Un homme et son piano. Fallait le faire, quand même. Oser la tendresse dans un bar d’Abitibi. Heureusement pour le public, d’une fidélité indéfectible, Richard Desjardins a sublimé tout ce qu’il a chanté.

Ceux qui le suivent depuis le début ont vu naître des chansons immortelles. Ce n’est pas rien d’assister à l’éclosion de Tu m’aimes-tu? D’entendre pour une première fois ces chansons d’amour si fortes et bouleversantes qu’elles vous laissent sans mots. Nous nous y sommes posé le cœur comme sur l’épaule d’un ami véritable.
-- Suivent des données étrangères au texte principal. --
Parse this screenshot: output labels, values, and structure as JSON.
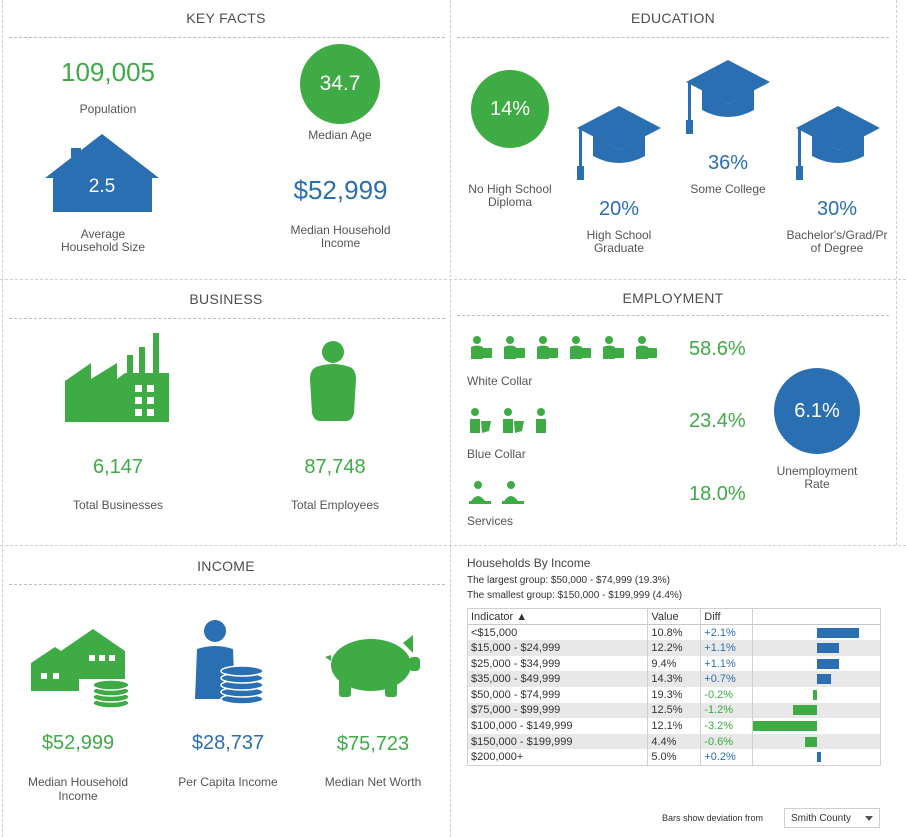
{
  "key_facts": {
    "title": "KEY FACTS",
    "population_value": "109,005",
    "population_label": "Population",
    "median_age_value": "34.7",
    "median_age_label": "Median Age",
    "household_size_value": "2.5",
    "household_size_label_1": "Average",
    "household_size_label_2": "Household Size",
    "median_income_value": "$52,999",
    "median_income_label_1": "Median Household",
    "median_income_label_2": "Income"
  },
  "education": {
    "title": "EDUCATION",
    "no_hs_value": "14%",
    "no_hs_label_1": "No High School",
    "no_hs_label_2": "Diploma",
    "hs_value": "20%",
    "hs_label_1": "High School",
    "hs_label_2": "Graduate",
    "college_value": "36%",
    "college_label": "Some College",
    "bachelor_value": "30%",
    "bachelor_label_1": "Bachelor's/Grad/Pr",
    "bachelor_label_2": "of Degree"
  },
  "business": {
    "title": "BUSINESS",
    "businesses_value": "6,147",
    "businesses_label": "Total Businesses",
    "employees_value": "87,748",
    "employees_label": "Total Employees"
  },
  "employment": {
    "title": "EMPLOYMENT",
    "white_collar_value": "58.6%",
    "white_collar_label": "White Collar",
    "blue_collar_value": "23.4%",
    "blue_collar_label": "Blue Collar",
    "services_value": "18.0%",
    "services_label": "Services",
    "unemployment_value": "6.1%",
    "unemployment_label_1": "Unemployment",
    "unemployment_label_2": "Rate"
  },
  "income": {
    "title": "INCOME",
    "median_household_value": "$52,999",
    "median_household_label_1": "Median Household",
    "median_household_label_2": "Income",
    "per_capita_value": "$28,737",
    "per_capita_label": "Per Capita Income",
    "net_worth_value": "$75,723",
    "net_worth_label": "Median Net Worth"
  },
  "households_by_income": {
    "title": "Households By Income",
    "largest_group": "The largest group: $50,000 - $74,999 (19.3%)",
    "smallest_group": "The smallest group: $150,000 - $199,999 (4.4%)",
    "col_indicator": "Indicator ▲",
    "col_value": "Value",
    "col_diff": "Diff",
    "footer_label": "Bars show deviation from",
    "compare_select": "Smith County",
    "colors": {
      "positive": "#2a6fb2",
      "negative": "#3eab45"
    }
  },
  "chart_data": {
    "type": "table",
    "title": "Households By Income",
    "rows": [
      {
        "indicator": "<$15,000",
        "value": "10.8%",
        "diff": "+2.1%",
        "diff_num": 2.1
      },
      {
        "indicator": "$15,000 - $24,999",
        "value": "12.2%",
        "diff": "+1.1%",
        "diff_num": 1.1
      },
      {
        "indicator": "$25,000 - $34,999",
        "value": "9.4%",
        "diff": "+1.1%",
        "diff_num": 1.1
      },
      {
        "indicator": "$35,000 - $49,999",
        "value": "14.3%",
        "diff": "+0.7%",
        "diff_num": 0.7
      },
      {
        "indicator": "$50,000 - $74,999",
        "value": "19.3%",
        "diff": "-0.2%",
        "diff_num": -0.2
      },
      {
        "indicator": "$75,000 - $99,999",
        "value": "12.5%",
        "diff": "-1.2%",
        "diff_num": -1.2
      },
      {
        "indicator": "$100,000 - $149,999",
        "value": "12.1%",
        "diff": "-3.2%",
        "diff_num": -3.2
      },
      {
        "indicator": "$150,000 - $199,999",
        "value": "4.4%",
        "diff": "-0.6%",
        "diff_num": -0.6
      },
      {
        "indicator": "$200,000+",
        "value": "5.0%",
        "diff": "+0.2%",
        "diff_num": 0.2
      }
    ],
    "diff_range": [
      -3.2,
      3.2
    ]
  }
}
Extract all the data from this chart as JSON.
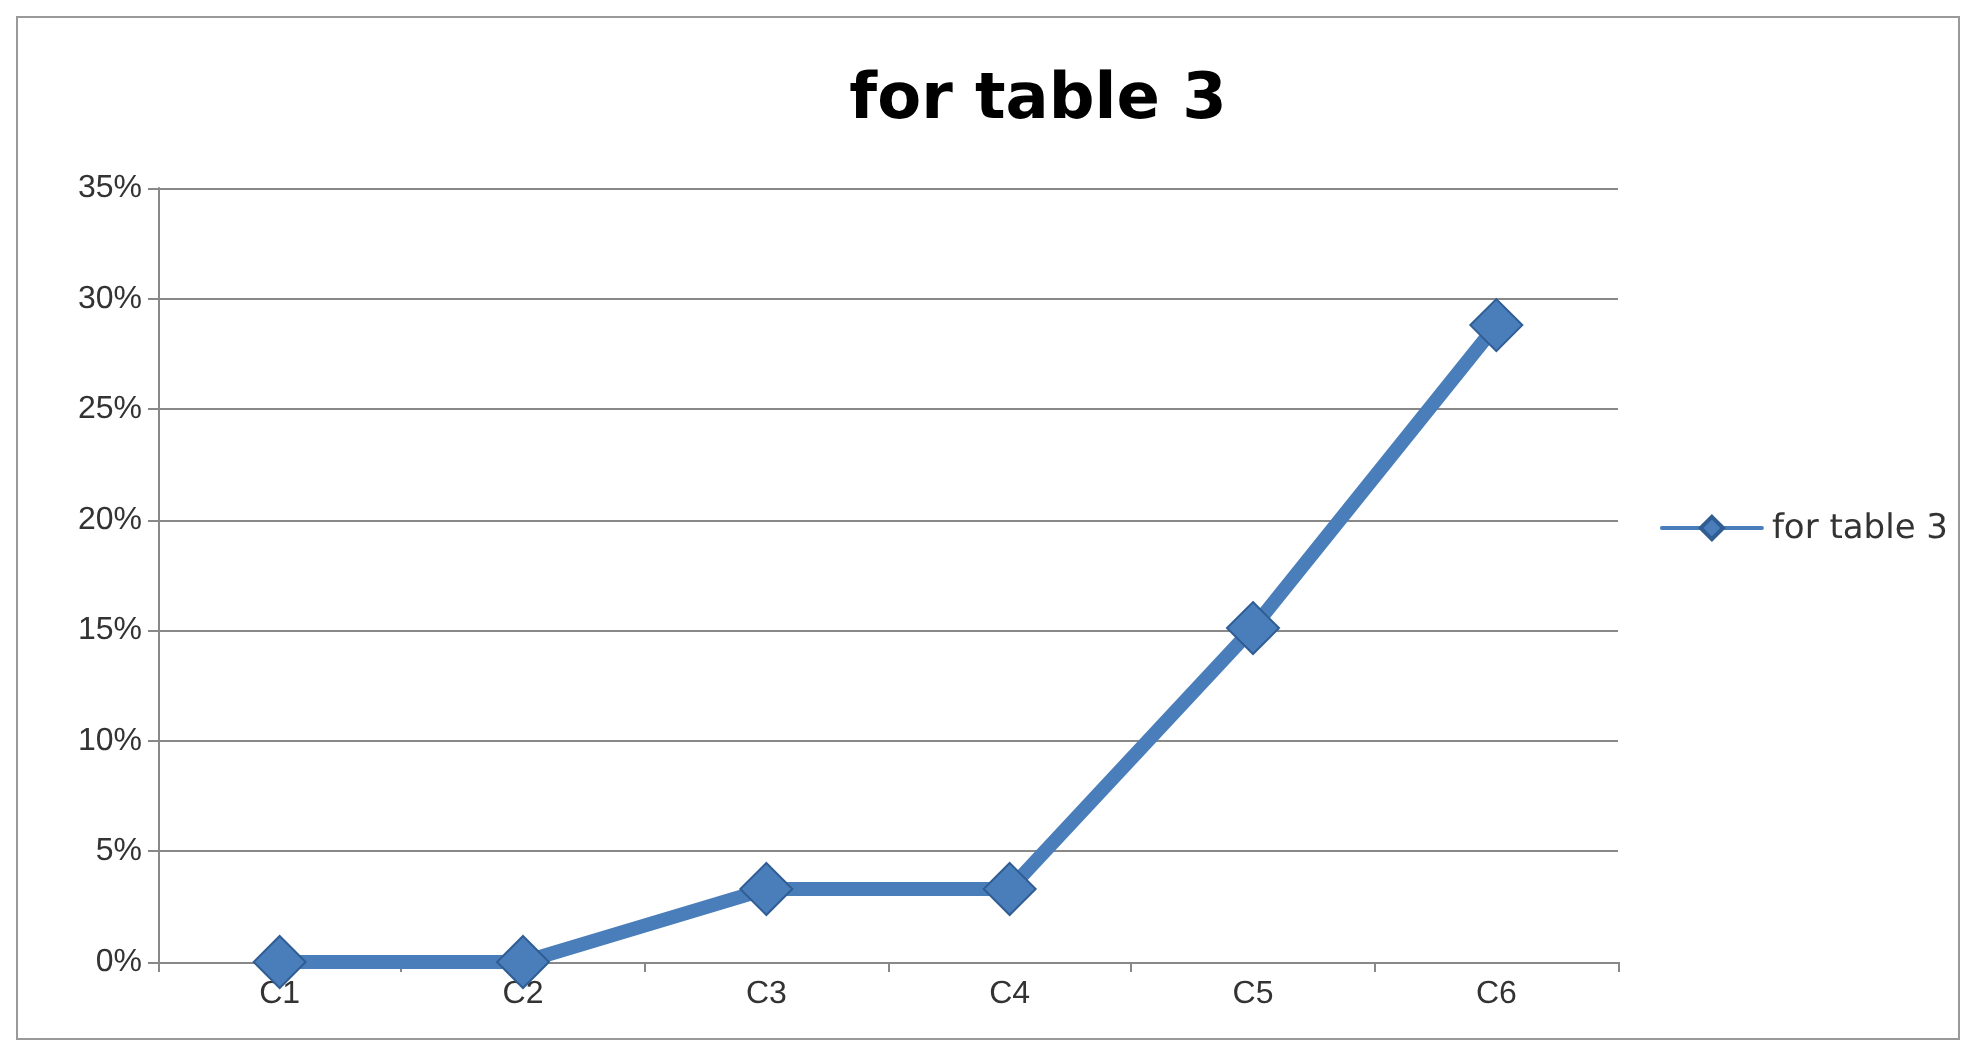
{
  "chart_data": {
    "type": "line",
    "title": "for table 3",
    "categories": [
      "C1",
      "C2",
      "C3",
      "C4",
      "C5",
      "C6"
    ],
    "series": [
      {
        "name": "for table 3",
        "color": "#4a7ebb",
        "values": [
          0,
          0,
          3.3,
          3.3,
          15.1,
          28.8
        ]
      }
    ],
    "ylim": [
      0,
      35
    ],
    "yticks": [
      {
        "value": 0,
        "label": "0%"
      },
      {
        "value": 5,
        "label": "5%"
      },
      {
        "value": 10,
        "label": "10%"
      },
      {
        "value": 15,
        "label": "15%"
      },
      {
        "value": 20,
        "label": "20%"
      },
      {
        "value": 25,
        "label": "25%"
      },
      {
        "value": 30,
        "label": "30%"
      },
      {
        "value": 35,
        "label": "35%"
      }
    ],
    "grid": "y",
    "legend": "right",
    "marker": "diamond",
    "line_style": "solid"
  }
}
Les mots et la musique font partie de son enfance. Le fabuleux compositeur chante tout intensément : l’amour, les blessures, le désir, le chagrin, la femme, l’errance, le territoire et ses routes sans feu ni lieu. Et la liberté. Celle qui tape du pied dans son country ou qui prend son envol comme un oiseau. Avec cette sensibilité extrême, le pianiste raconte aussi l’histoire cruelle des peuples autochtones.

Toujours avec tant d’égard, il donne la parole au gars ordinaire, au mâle taciturne et poqué qui boit sa peine à la taverne. Il se fait aussi un plaisir d’écorcher au passage les dominants et les malhonnêtes, pointant sans détour et toujours avec humour les injustices ou la craque dans le vernis.
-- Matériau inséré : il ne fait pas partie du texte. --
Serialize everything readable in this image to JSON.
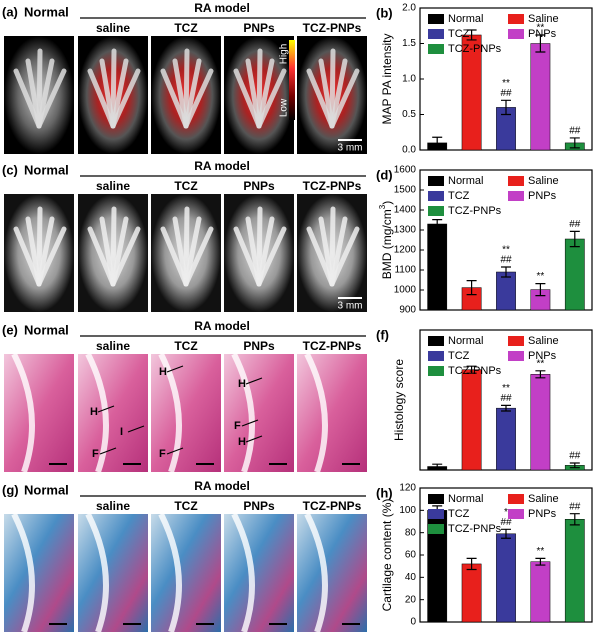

Entre ses désirs d’absolu et d’envoûtement, il y a aussi l’état du monde, qui l’inquiète. Au point où le compositeur se fait aussi cinéaste, pour nous le donner à voir. Grâce à lui, nous prenons conscience des arbres cosmétiques qui camouflent les coupes à blanc. Du jamais vu auparavant.

Nous lui souhaitons un très joyeux anniversaire. Que pourrions-nous ajouter, sinon merci pour toute la beauté offerte? Nous osons en demander plus, pour encore longtemps.